Sandra nodded. “And that waitress takes forever.”
“Look at this crowd,” Keyes said in Julia’s defence. “She’s doing her best.”
It was not Sandra’s way to be generous to waitresses, or younger women, for that matter, unless they could be counted among her admirers.
“Hello, Bruno, darling,” Sandra said, taking the only free stool at the bar. Keyes hovered close behind her.
“Sandra!” Bruno exclaimed as enthusiastically as if she had just appeared on the set of I Puritani wearing a crimson dress. And then, in a flat voice: “Hello again, Claude.”
“Oh, what shall I drink, Bruno?” Sandra wondered.
“Name it, Sandra, and I’ll do whatever it takes to provide.”
Sandra thought for a moment. “What are you having, Claude?”
“I’ll stay with beer.”
“Too dreary. Bruno, mix me a Stinger. I need something to clear my head.”

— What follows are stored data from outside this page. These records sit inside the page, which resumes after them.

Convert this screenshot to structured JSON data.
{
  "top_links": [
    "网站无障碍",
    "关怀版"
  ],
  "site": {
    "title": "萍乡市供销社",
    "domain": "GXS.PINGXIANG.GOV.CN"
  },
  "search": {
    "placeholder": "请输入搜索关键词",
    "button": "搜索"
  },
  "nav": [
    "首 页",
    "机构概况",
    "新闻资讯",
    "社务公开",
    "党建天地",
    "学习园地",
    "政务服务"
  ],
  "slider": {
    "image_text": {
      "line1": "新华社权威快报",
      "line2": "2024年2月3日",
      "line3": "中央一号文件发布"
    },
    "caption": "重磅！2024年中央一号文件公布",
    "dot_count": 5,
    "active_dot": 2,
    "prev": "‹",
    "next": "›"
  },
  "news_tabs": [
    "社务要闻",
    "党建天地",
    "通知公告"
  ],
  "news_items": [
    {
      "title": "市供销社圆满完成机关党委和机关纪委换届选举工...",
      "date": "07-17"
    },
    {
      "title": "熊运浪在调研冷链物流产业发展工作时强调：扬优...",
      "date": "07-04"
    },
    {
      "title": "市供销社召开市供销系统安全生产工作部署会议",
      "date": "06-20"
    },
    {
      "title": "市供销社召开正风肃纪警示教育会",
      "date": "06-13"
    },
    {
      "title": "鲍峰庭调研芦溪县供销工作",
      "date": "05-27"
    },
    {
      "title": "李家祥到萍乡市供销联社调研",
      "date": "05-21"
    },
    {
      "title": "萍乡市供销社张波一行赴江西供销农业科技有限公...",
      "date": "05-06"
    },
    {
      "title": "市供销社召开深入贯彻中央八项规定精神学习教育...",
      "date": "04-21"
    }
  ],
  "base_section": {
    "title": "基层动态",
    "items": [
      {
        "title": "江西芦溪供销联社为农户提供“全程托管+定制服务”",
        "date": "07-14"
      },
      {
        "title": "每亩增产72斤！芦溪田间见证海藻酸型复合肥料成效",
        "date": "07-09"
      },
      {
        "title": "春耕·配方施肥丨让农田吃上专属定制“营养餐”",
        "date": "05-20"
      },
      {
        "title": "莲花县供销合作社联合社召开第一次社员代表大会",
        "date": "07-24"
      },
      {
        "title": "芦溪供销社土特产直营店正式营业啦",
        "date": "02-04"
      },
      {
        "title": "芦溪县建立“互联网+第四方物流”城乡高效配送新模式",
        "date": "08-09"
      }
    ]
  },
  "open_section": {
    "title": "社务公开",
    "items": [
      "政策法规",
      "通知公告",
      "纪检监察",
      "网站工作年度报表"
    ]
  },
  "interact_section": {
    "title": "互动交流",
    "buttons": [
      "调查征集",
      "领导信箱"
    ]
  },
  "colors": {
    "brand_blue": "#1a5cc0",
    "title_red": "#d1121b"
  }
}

“A Stinger ought to do the trick,” Bruno said.
He turned away to his work, and as soon as he did, Sandra’s mood changed. She became suddenly pensive and completely unaware of Keyes’ continuing attention.
Bruno turned again, and caught Sandra brooding.
“Hey, where did you go?” he asked.
Sandra brightened immediately. “Me? Oh... well, if you must know, I was in Venice. Do you remember, Claude?”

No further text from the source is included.